I did try and learn a few years ago, funnily I learnt Auld Lang Syne.

Diatonic means it's just in one key, C being the most popular esp to begin with, In Blues Harp you can force it to play in other keys but that is tricky.

If you get good the 710 should see the benefit in the improved strength of your tongue muscles


----------



## Seamaster73 (Jun 25, 2006)

scottishcammy said:


> I can't, but I've decided to learn!


If you're serious about learning diatonic harp, invest in this.


----------



## Running_man (Dec 2, 2005)

Good luck with the harmonica Cammy, whilst I don't mind their sound, I've always regarded them primarily as devices for collecting saliva.









A.


----------



## scottishcammy (Jul 11, 2003)

potz said:


> Are we talking about a harmonica (mouth organ) or an accordion (squeezebox) here?


Us sweaty socks would call it 'the moothy'







but, yes it's the harmonica potz.

In my head I'm thinking 'when the levee breaks' and you shook me' though I suppose the chances of me ever playing like that are slim to ****!


----------



## mel (Dec 6, 2006)

potz said:


> scottishcammy said:
> 
> 
> > potz said:
> ...


Potz might be in Germany, but man, he fair knows the patter, eh 'n that?









Wacky Backy and wee tokes?
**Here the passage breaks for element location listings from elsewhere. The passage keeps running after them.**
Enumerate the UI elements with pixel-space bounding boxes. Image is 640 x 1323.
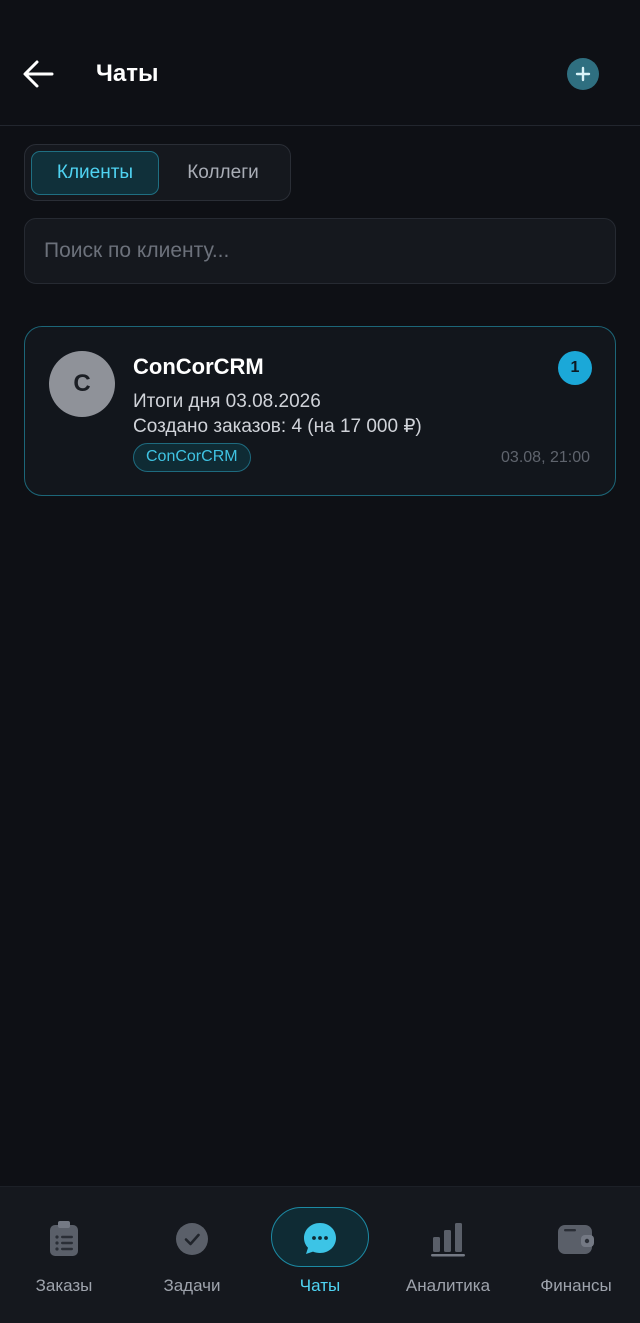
- wallet-icon: [556, 1219, 596, 1259]
- chat-tag[interactable]: ConCorCRM: [133, 443, 251, 472]
- tab-clients[interactable]: Клиенты: [31, 151, 159, 195]
- nav-analytics[interactable]: Аналитика: [384, 1187, 512, 1323]
- bottom-navigation: Заказы Задачи Чаты Аналитика Финансы: [0, 1186, 640, 1323]
- check-circle-icon: [172, 1219, 212, 1259]
- nav-chats[interactable]: Чаты: [256, 1187, 384, 1323]
- nav-label: Финансы: [540, 1276, 612, 1295]
- arrow-left-icon: [23, 60, 54, 88]
- bar-chart-icon: [428, 1219, 468, 1259]
- nav-label: Задачи: [163, 1276, 221, 1295]
- page-title: Чаты: [96, 60, 159, 87]
- nav-label: Чаты: [299, 1276, 341, 1295]
- chat-type-switch: Клиенты Коллеги: [24, 144, 291, 201]
- chat-bubble-icon: [300, 1219, 340, 1259]
- add-chat-button[interactable]: [567, 58, 599, 90]
- clipboard-icon: [44, 1219, 84, 1259]
- back-button[interactable]: [18, 54, 58, 94]
- unread-badge: 1: [558, 351, 592, 385]
- chat-timestamp: 03.08, 21:00: [501, 449, 590, 466]
- nav-orders[interactable]: Заказы: [0, 1187, 128, 1323]
- search-input[interactable]: [25, 219, 615, 283]
- tab-colleagues[interactable]: Коллеги: [167, 151, 279, 195]
- app-header: Чаты: [0, 0, 640, 126]
- chat-name: ConCorCRM: [133, 354, 264, 379]
- nav-tasks[interactable]: Задачи: [128, 1187, 256, 1323]
- chat-list-item[interactable]: C ConCorCRM Итоги дня 03.08.2026 Создано…: [24, 326, 616, 496]
- search-box: [24, 218, 616, 284]
- nav-finance[interactable]: Финансы: [512, 1187, 640, 1323]
- chat-preview-line-2: Создано заказов: 4 (на 17 000 ₽): [133, 416, 422, 437]
- nav-label: Заказы: [35, 1276, 93, 1295]
- nav-label: Аналитика: [405, 1276, 491, 1295]
- avatar: C: [49, 351, 115, 417]
- plus-icon: [575, 66, 591, 82]
- chat-preview-line-1: Итоги дня 03.08.2026: [133, 391, 321, 412]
Wonder where he learned all that stuff - personal experiences in the Gallowgate or Govan Cross? AnyonE for a wee Buckie and a deep fried Mars bar?


----------



## SharkBike (Apr 15, 2005)

potz said:


> Are we talking about a harmonica (mouth organ) or an accordion (squeezebox) here?
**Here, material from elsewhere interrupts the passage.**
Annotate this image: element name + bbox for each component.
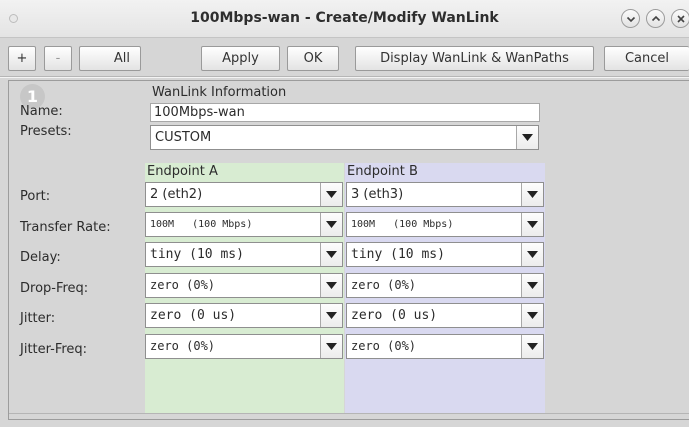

Well, MarkF listed the top three worst instruments...

1. Harmonica

2. Pan Pipes (Especially Christmas pan pipes)

3. Bagpipes

I disagree. The accordian should be #1.

The harmonica is cool.


----------



## MarkF (Jul 5, 2003)

SharkBike said:


> The harmonica is cool.


Maybe in Billings, Montana or Lincoln, Nebraska they are, but not in the UK







Bit like Harleys


----------



## SharkBike (Apr 15, 2005)

MarkF said:


> SharkBike said:
> 
> 
> > The harmonica is cool.
> ...


----------



## jasonm (Nov 22, 2003)

> Harleys


Ditch pumps with wheels........


----------



## SharkBike (Apr 15, 2005)

jasonm said:


> > Harleys
> 
> 
> Ditch pumps with wheels........


Sounds better than an accordion.

Contrary to popular belief, a stock Harley Davidson quietly purrs when it leaves the factory due to emission/noise regulations. If you want it loud and wish to gain a bit of power, you have to chuck the stock pipes and replace 'em.

It's kinda like buying an expensive Rolex with a crap bracelet. Oh wait...


----------



## pg tips (May 16, 2003)

mel said:


> AnyonE for a wee Buckie and a deep fried Mars bar?


There was a question on that egg heads crap the other day, "which devonian tonic is known as 'wreck-the-hoose juice' in Glasgow?"

Thanks to this forum and a song posted by Cammy about a year ago I knew the answer, unlike the contestants (not the eggheads) on the telly!

the power of rlt!


----------